Geen gezondheidsklachten, toch vitamine A tekort bij veel Nederlanders
Op dit moment zien zorgprofessionals vitamine A gebrek zelden als oorzaak van de klachten, maar dat kan niet wetenschappelijk worden onderbouwd. Uit het onderzoek van Rijksinstituut voor Volksgezondheid en Milieu, dat is uitgevoerd in opdracht van het ministerie van Volksgezondheid, Welzijn en Sport, blijkt echter dat zorgprofessionals weinig alert zijn op een mogelijke relatie tussen de lage vitamine A inname en gezondheidsklachten. Het is naar de mening van het Rijksinstituut belangrijk om het relatief hoge percentage van de Nederlandse bevolking, dat te weinig vitamine A binnenkrijgt, verder te duiden. Daarom zou er een vervolgonderzoek uitgevoerd moeten worden om vast te stellen of de klachten inderdaad zelden voorkomen door vitamine A tekorten, of dat zorgprofessionals ze over het hoofd zien.
Vitamine A inname
De vitamine A-inname wordt aangegeven met de zogeheten mediane inname. Dat is de hoeveelheid waarbij de ene helft van de mensen een lagere inname heeft dan de mediane inname, en de andere helft van de mensen een hogere inname. De mediane waarden van de gebruikelijke inname van volwassenen liggen tussen de 600 en 900 microgram RAE (retinol-activiteitequivalenten vitamine A gehalte) per dag voor vrouwen. Voor mannen liggen die tussen de 750 en 1100 microgram RAE per dag (Figuur 1). De mediane gebruikelijke vitamine A-inname is hoger bij oudere mensen dan bij jongere. De gebruikelijke inname is het laagst bij meisjes van 1 tot 3 jaar; vijf procent van deze meisjes hebben een gebruikelijke inname die lager is dan 368 microgram RAE per dag.

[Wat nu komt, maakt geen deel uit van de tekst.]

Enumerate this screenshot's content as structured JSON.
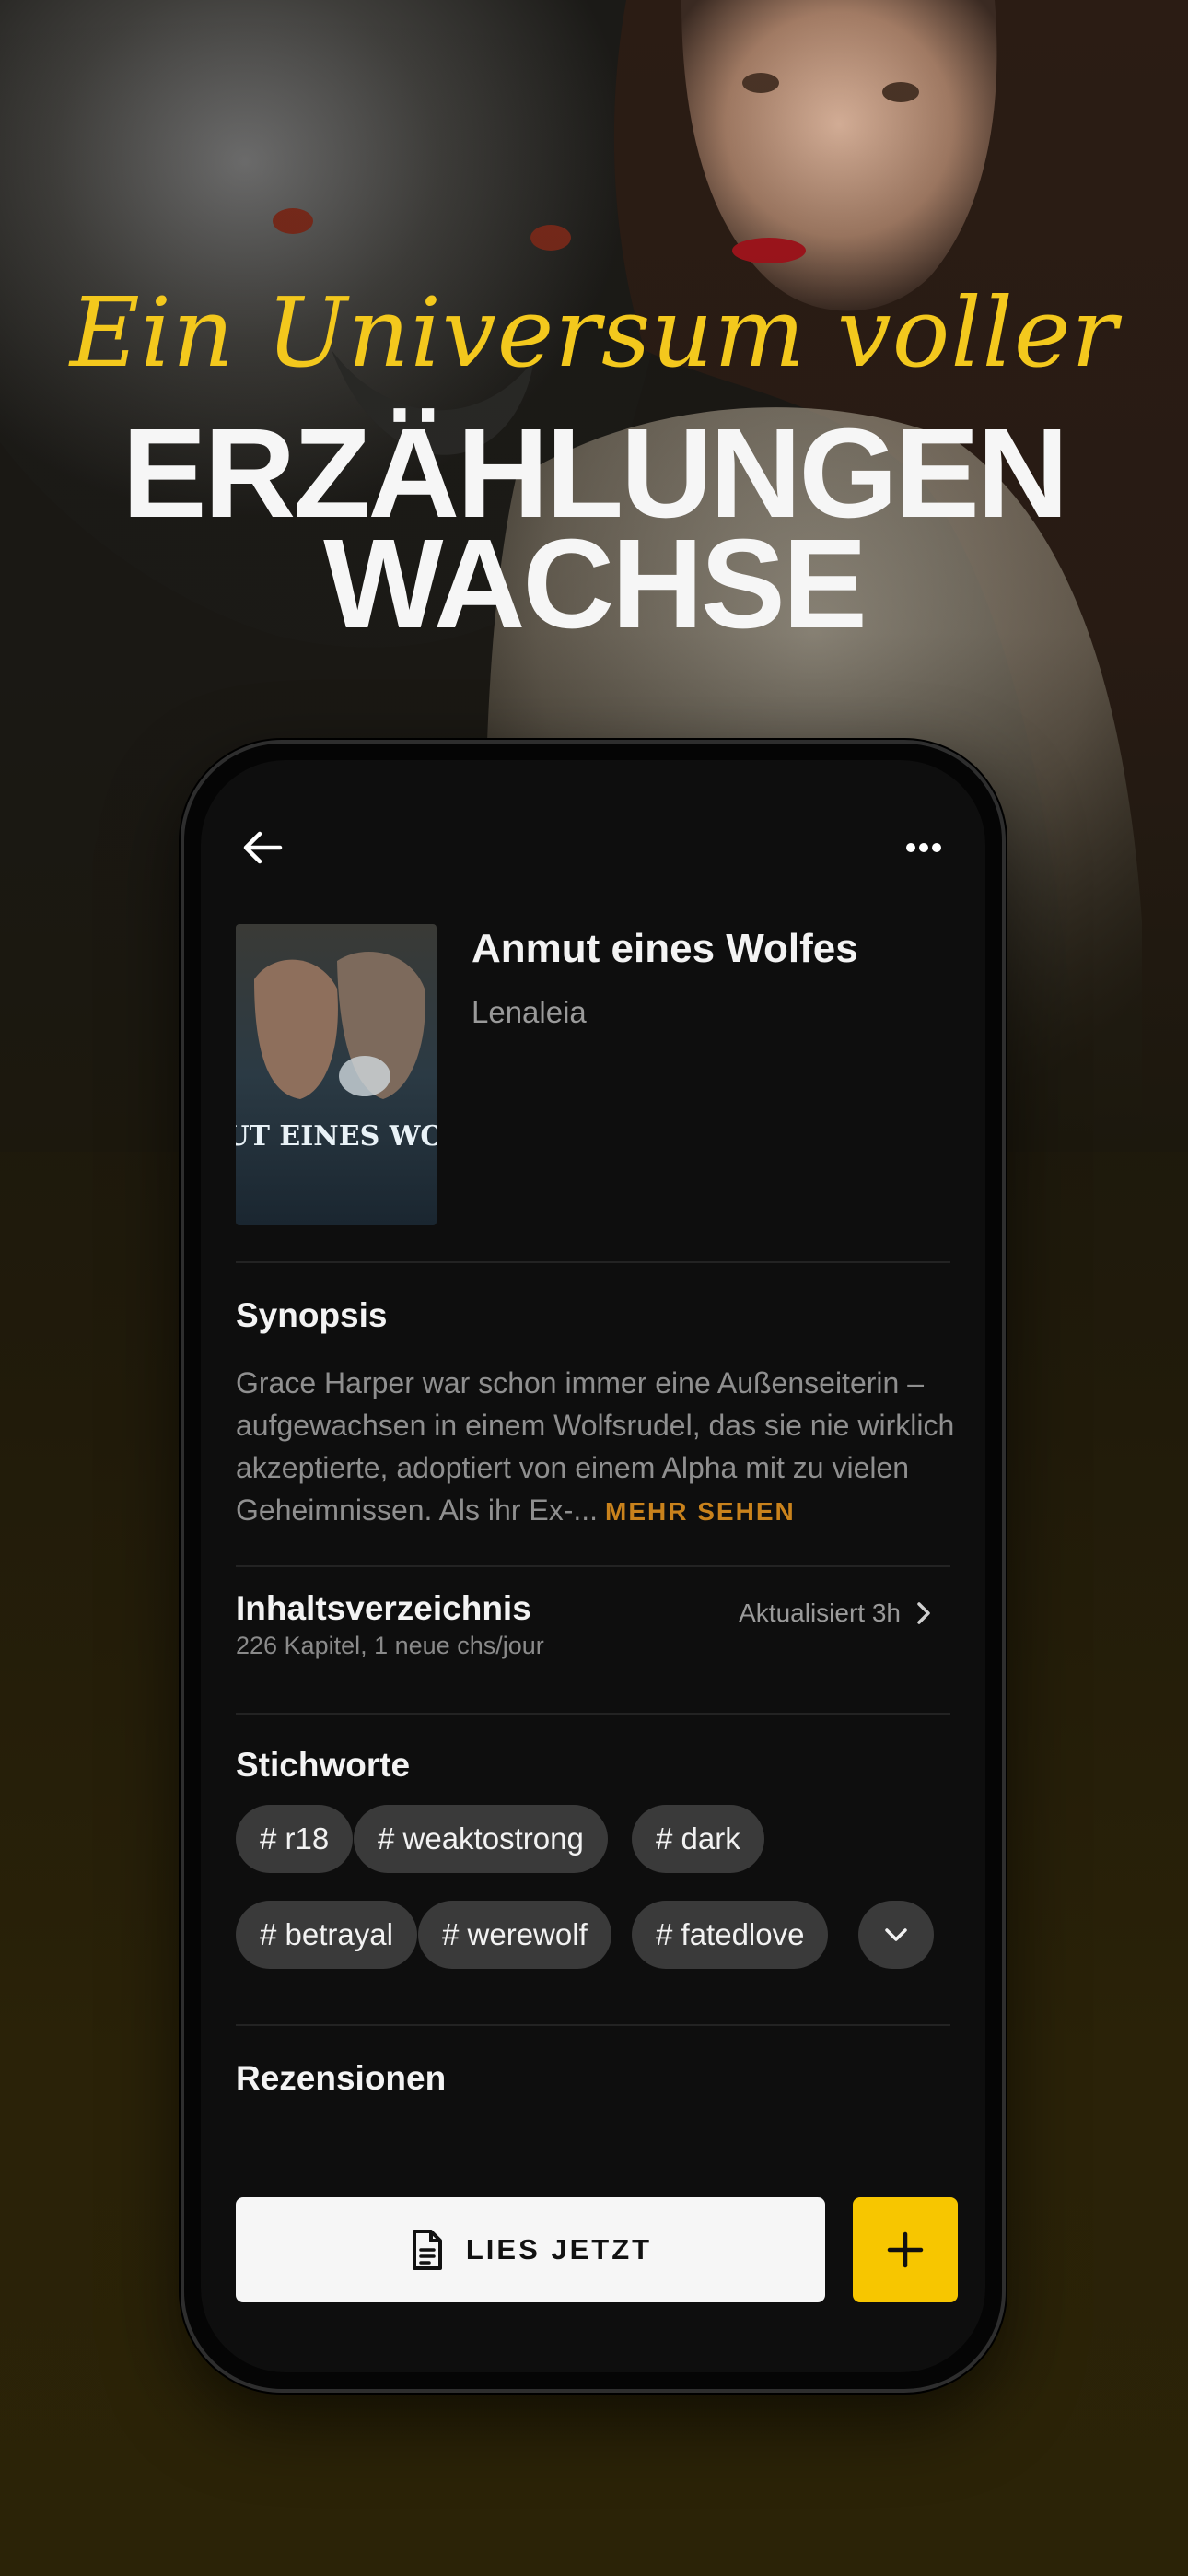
{
  "promo": {
    "script_line": "Ein Universum voller",
    "headline_line1": "ERZÄHLUNGEN",
    "headline_line2": "WACHSE"
  },
  "book": {
    "title": "Anmut eines Wolfes",
    "author": "Lenaleia",
    "cover_text": "ANMUT EINES WOLFES"
  },
  "synopsis": {
    "heading": "Synopsis",
    "text": "Grace Harper war schon immer eine Außenseiterin – aufgewachsen in einem Wolfsrudel, das sie nie wirklich akzeptierte, adoptiert von einem Alpha mit zu vielen Geheimnissen. Als ihr Ex-...",
    "more_label": "MEHR SEHEN"
  },
  "toc": {
    "heading": "Inhaltsverzeichnis",
    "subtitle": "226 Kapitel, 1 neue chs/jour",
    "updated": "Aktualisiert 3h"
  },
  "tags": {
    "heading": "Stichworte",
    "items": [
      "# r18",
      "# weaktostrong",
      "# dark",
      "# betrayal",
      "# werewolf",
      "# fatedlove"
    ]
  },
  "reviews": {
    "heading": "Rezensionen"
  },
  "actions": {
    "read_label": "LIES JETZT"
  },
  "colors": {
    "accent_yellow": "#f7c600",
    "more_link": "#c9821c",
    "script_yellow": "#f3c81d",
    "screen_bg": "#0e0e0e"
  },
  "icons": {
    "back": "arrow-left-icon",
    "more": "more-horizontal-icon",
    "chevron": "chevron-right-icon",
    "expand": "chevron-down-icon",
    "document": "document-icon",
    "add": "plus-icon"
  }
}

De hoogste gebruikelijke innames worden gezien bij mannen van 71 tot 79 jaar ofwel bij 5 procent van deze mannen is de gebruikelijke inname hoger dan 2388 microgram RAE per dag. Men krijgt in Nederland vitamine A voornamelijk binnen via zuivel (kaas en roomijs), groente (wortelen/bètacaroteen) en vetten (vooral roomboter en margarines). Voor de groep mensen die het meeste vitamine A binnenkrijgt is de productgroep vlees en voornamelijk orgaanvlees de belangrijkste bron. Bètacaroteen wordt bovendien slechter door het lichaam opgenomen.
Uitgeputte voorraad
De onderzoekers van RIVM vinden het belangrijk om het relatief hoge percentage van de Nederlandse bevolking, dat te weinig vitamine A binnenkrijgt, te duiden. Bij vitamine A is de norm vastgesteld op een niveau waarbij er gedurende langere periode een vitamine A-voorraad in de lever zit (Olson, 1987). Een inname die te laag is om deze gemiddelde voorraad op peil te houden, zal niet direct gezondheidsklachten veroorzaken; waarschijnlijk gebeurt dat pas als mensen lange tijd zo weinig binnenkrijgen dat de voorraad uitgeput kan raken. Mogelijk zien de zorgprofessionals daarom in Nederland ook niet veel daadwerkelijke gezondheidsklachten, maar daar zijn geen aanwijzingen voor.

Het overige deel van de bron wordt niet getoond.